From CAS to DRM, video content security paradigm has shifted and converged with multi-DRM and forensic watermarking

The origin of IPTV lies in the pay TV model of 1950s and 1960s, when video content owners and distributors wanted to maximize their revenue beyond advertisements. Stakeholders of the video content industry invented the conditional access system (CAS) to manage their users and offer them a variety of subscription plans. This technology allowed distributors to send encrypted video signals to users, which could be decrypted and played using set-top boxes (STBs).

With the arrival of digital videos, access control evolved into digital CAS in 1990s, which allowed even more finegrained control over content access and security to distributors. Digital video broadcasts (DVB) standards were codified into Common Scrambling Algorithm (CSA). The encryptions contained in the DVB standards could be called precursor to DRM protected content that has become the norm in the age of OTT content.

Despite the immense popularity of OTT platforms, pay TV continues to be popular in most markets. The OTT only households are still low in number. Therefore, distributors also depend on CAS and multi-DRM approaches to complement different arms of their business.
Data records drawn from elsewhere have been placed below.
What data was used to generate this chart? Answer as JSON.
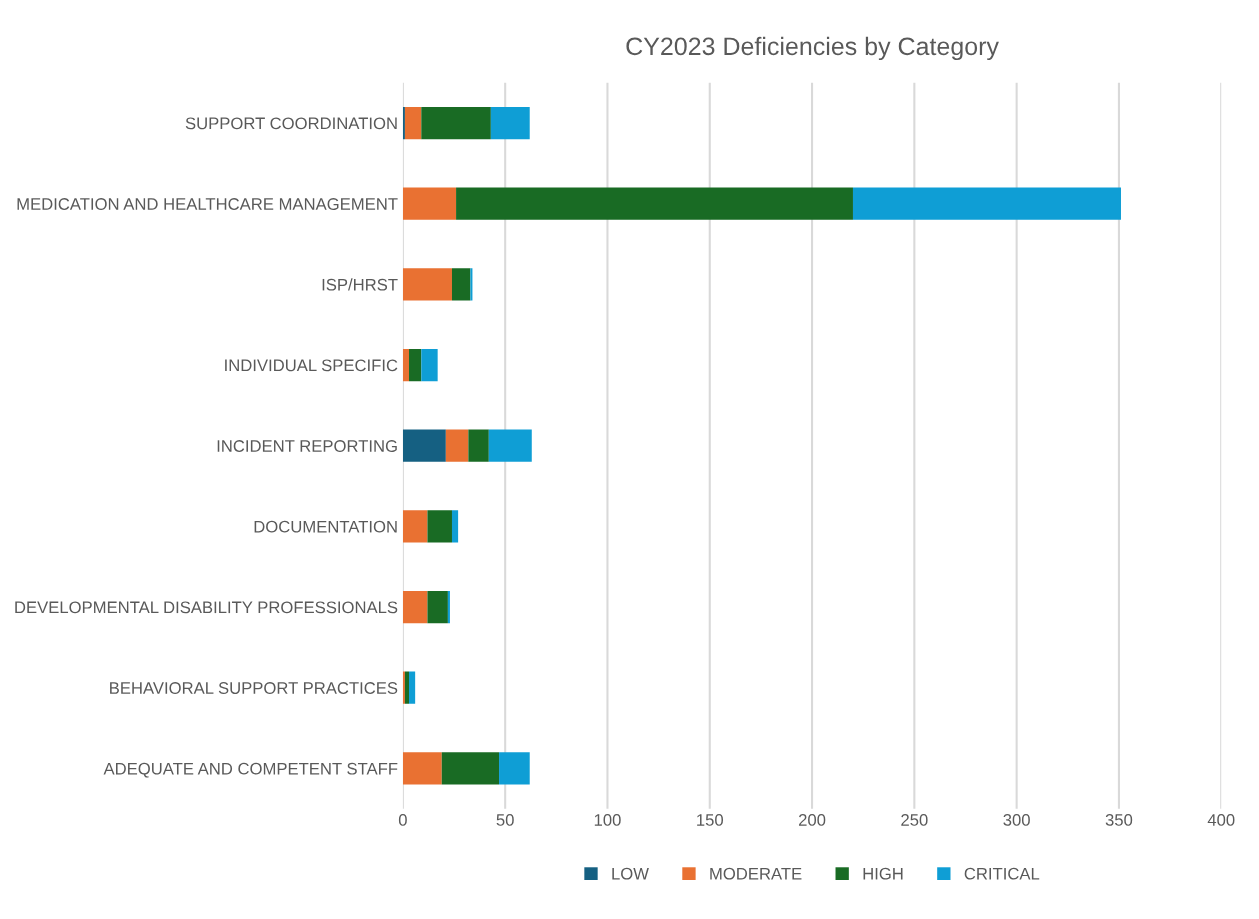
{
  "chart_data": {
    "type": "bar",
    "orientation": "horizontal",
    "stacked": true,
    "title": "CY2023 Deficiencies by Category",
    "categories": [
      "SUPPORT COORDINATION",
      "MEDICATION AND HEALTHCARE MANAGEMENT",
      "ISP/HRST",
      "INDIVIDUAL SPECIFIC",
      "INCIDENT REPORTING",
      "DOCUMENTATION",
      "DEVELOPMENTAL DISABILITY PROFESSIONALS",
      "BEHAVIORAL SUPPORT PRACTICES",
      "ADEQUATE AND COMPETENT STAFF"
    ],
    "series": [
      {
        "name": "LOW",
        "color": "#156082",
        "values": [
          1,
          0,
          0,
          0,
          21,
          0,
          0,
          0,
          0
        ]
      },
      {
        "name": "MODERATE",
        "color": "#e97132",
        "values": [
          8,
          26,
          24,
          3,
          11,
          12,
          12,
          1,
          19
        ]
      },
      {
        "name": "HIGH",
        "color": "#196b24",
        "values": [
          34,
          194,
          9,
          6,
          10,
          12,
          10,
          2,
          28
        ]
      },
      {
        "name": "CRITICAL",
        "color": "#0f9ed5",
        "values": [
          19,
          131,
          1,
          8,
          21,
          3,
          1,
          3,
          15
        ]
      }
    ],
    "xlim": [
      0,
      400
    ],
    "xticks": [
      0,
      50,
      100,
      150,
      200,
      250,
      300,
      350,
      400
    ],
    "grid": "x",
    "legend": "bottom"
  }
}
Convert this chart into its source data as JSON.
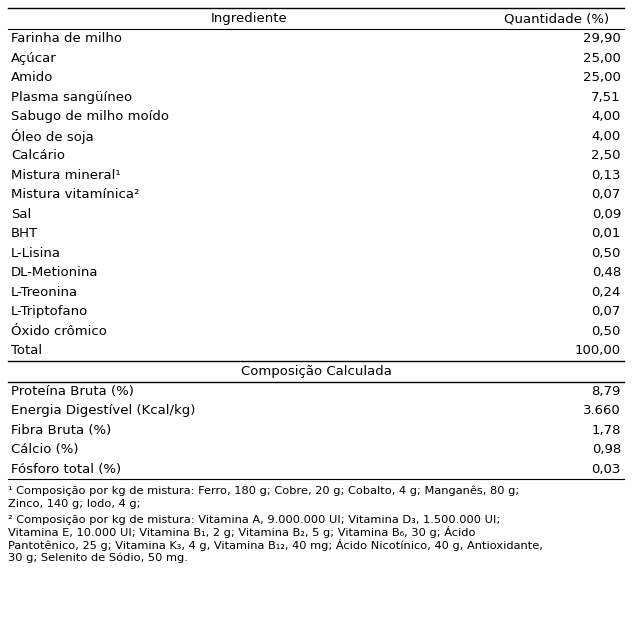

The character of STBs, which are used in CAS, has also undergone a change. Initially, distributors used cards to control access to video broadcasts. Howevers, as these devices evolved, system-on-a chip technology became popular that allowed decryption within the processing units of STBs.

Out of all the user management systems, multi-DRM technology is considered the most advanced one, especially when it is used with video watermarking technology. Most vendors provide multi-DRM and watermarking services as a unified service to content owners. The success of multi-DRM technology rests on the security it offers as a combination of software and hardware approach and the user of two-way communication facilitated by the internet, which makes verifying the user device in a dynamic scenario possible.

Even the DRM system has evolved further to be merged with STBs, especially for smart TVs. In scenarios where users depend on broadcast signals to watch their favourite channels, this type of hybrid model can add valuable information to their TV systems, like information about shows, show schedules, etc. and even offer recording options wherever the subscription plan permits it.